Wait, what? Someone has to look at those logs?

Anton Chuvakin has a good post over on the Gartner blog about security monitoring and cloud systems.  Depending on your point of view and/or experience, you may think his comments are thought provoking, or possibly obvious (this will probably depend on where you are on the cloud adoption path).  I agree with the good Dr.
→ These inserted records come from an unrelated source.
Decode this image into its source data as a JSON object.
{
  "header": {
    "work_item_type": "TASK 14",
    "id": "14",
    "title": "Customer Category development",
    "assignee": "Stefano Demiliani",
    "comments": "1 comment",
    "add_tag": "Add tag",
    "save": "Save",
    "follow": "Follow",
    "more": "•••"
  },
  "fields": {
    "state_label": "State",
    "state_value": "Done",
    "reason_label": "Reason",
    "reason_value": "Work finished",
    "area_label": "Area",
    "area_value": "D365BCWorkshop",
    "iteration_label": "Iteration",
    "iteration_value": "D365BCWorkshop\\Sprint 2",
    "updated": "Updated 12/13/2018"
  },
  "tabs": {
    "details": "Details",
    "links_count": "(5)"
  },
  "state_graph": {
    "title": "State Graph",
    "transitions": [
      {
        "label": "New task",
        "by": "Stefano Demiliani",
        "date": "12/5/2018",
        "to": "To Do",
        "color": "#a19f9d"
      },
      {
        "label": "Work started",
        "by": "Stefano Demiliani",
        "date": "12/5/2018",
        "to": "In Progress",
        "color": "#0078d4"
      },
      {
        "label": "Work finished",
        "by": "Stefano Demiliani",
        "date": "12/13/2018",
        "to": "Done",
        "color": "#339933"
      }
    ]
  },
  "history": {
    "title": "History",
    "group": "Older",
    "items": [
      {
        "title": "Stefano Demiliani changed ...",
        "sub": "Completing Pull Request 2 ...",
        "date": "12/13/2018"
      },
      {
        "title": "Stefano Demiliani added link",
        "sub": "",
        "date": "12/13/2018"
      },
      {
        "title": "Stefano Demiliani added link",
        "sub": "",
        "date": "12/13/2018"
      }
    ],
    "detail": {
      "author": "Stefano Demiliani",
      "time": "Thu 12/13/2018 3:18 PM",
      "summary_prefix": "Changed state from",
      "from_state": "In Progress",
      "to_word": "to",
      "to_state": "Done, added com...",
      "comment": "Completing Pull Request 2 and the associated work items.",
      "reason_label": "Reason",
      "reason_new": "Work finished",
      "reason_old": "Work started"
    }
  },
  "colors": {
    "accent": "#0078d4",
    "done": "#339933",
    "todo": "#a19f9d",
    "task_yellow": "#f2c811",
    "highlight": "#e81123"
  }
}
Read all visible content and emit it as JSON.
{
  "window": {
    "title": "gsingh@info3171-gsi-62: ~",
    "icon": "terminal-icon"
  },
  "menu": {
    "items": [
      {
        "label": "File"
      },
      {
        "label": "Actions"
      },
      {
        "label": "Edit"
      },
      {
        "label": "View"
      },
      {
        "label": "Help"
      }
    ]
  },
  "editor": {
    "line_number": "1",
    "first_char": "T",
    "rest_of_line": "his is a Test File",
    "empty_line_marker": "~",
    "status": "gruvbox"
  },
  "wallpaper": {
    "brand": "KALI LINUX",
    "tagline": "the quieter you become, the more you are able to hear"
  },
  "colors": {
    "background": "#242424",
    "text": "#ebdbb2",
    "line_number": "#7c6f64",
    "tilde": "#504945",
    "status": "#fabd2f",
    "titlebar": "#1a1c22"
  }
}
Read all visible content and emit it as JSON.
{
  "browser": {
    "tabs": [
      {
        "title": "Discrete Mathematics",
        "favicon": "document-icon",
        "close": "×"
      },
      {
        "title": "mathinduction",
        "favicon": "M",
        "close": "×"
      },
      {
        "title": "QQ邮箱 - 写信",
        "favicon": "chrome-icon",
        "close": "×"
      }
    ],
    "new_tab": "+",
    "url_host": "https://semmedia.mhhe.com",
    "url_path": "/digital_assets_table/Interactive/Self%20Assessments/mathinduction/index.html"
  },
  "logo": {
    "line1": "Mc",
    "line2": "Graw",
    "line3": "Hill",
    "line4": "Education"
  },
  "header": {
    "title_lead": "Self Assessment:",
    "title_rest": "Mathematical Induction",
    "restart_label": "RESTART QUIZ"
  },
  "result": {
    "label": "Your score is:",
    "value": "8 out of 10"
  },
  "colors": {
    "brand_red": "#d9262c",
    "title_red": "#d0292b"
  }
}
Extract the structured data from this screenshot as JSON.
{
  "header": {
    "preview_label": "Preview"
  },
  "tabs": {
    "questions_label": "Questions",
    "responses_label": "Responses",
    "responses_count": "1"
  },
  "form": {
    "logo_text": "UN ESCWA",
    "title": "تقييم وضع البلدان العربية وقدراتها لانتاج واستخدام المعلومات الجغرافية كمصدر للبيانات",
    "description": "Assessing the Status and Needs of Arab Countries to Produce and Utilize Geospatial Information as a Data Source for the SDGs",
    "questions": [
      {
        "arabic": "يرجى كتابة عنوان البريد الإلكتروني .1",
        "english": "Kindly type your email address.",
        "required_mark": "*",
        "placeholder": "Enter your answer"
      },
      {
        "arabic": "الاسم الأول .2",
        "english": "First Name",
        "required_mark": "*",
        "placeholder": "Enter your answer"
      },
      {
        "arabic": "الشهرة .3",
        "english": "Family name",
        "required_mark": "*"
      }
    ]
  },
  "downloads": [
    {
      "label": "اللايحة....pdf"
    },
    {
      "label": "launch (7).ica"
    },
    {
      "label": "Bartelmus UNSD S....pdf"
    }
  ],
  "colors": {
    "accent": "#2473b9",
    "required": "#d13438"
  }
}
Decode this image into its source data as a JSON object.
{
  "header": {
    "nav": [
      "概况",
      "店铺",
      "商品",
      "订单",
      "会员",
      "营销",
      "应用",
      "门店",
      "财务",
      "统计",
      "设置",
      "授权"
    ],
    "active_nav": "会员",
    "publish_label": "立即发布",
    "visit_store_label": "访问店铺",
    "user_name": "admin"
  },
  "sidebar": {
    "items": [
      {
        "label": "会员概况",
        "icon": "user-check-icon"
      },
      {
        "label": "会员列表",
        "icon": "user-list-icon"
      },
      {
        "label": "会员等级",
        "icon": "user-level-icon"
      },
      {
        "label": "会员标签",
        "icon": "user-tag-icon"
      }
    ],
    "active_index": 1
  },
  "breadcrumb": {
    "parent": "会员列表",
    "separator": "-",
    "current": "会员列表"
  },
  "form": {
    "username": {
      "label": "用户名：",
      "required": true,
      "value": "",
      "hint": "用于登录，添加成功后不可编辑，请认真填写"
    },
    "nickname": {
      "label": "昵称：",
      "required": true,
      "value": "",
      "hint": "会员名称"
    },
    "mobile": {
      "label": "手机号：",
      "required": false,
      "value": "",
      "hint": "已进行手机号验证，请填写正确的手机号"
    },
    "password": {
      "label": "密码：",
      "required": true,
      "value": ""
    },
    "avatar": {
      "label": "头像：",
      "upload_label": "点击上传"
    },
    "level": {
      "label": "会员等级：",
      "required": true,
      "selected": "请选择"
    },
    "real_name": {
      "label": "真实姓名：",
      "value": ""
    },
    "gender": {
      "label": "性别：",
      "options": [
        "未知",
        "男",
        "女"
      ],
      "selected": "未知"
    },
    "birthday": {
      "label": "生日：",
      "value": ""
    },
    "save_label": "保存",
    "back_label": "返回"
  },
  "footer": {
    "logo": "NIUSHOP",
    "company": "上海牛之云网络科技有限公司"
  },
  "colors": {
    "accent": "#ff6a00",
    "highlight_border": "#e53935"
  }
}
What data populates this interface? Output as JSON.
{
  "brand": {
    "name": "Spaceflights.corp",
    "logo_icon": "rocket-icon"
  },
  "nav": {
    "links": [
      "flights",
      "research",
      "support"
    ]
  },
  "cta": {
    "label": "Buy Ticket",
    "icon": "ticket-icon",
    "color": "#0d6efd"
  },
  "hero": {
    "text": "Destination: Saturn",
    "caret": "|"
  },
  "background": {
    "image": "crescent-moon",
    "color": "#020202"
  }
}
Chuvakin, but my recent conversations with people trying to come to grips with monitoring and log analysis have given me some contradictory insights.

Anton is correct in his mapping of visibility and coverage, and on the observations of the perspective of CSP-MSSPs (Cloud Service Provider – Managed Security Service Provider), but there is one point I have heard loudly from some people- that in spite of some MSSP’s theoretical threat intelligence and perspective advantages, they simply do not understand the businesses they serve well enough to provide enough value to justify their expense.

In my recent peer-to-peer session on What Works in Log Analysis at the RSA Conference some participants were struggling to pull log management and analysis back in-house after outsourcing it.  Their battle was that the MSSPs never lived up to the promise of economies of scale and advanced insight into traffic anomalies, possibly due to shortcomings on the part of the MSSPs, and possibly because the advantages of scale and “big picture” view were offset by a lack of focus on the specific circumstances of the customer.  As with many other issues in business, you (hopefully) know your situation better than anyone else.  I’m not saying that you can’t outsource SIEM, log management/analysis, or anything else for that matter- I’m just saying you need to understand the trade-offs and make sure you monitor the MSSP until you are satisfied- and then keep monitoring them.  Any effort you duplicate in monitoring the performance of your CSP-MSSP or MSSP is cheap insurance- the last thing you want to face is a surprise failure of your monitoring service and the sudden need to rebuild an in-house monitoring program.  You thought getting all that data pushed out to the MSSP was a pain- just imagine trying to get it back.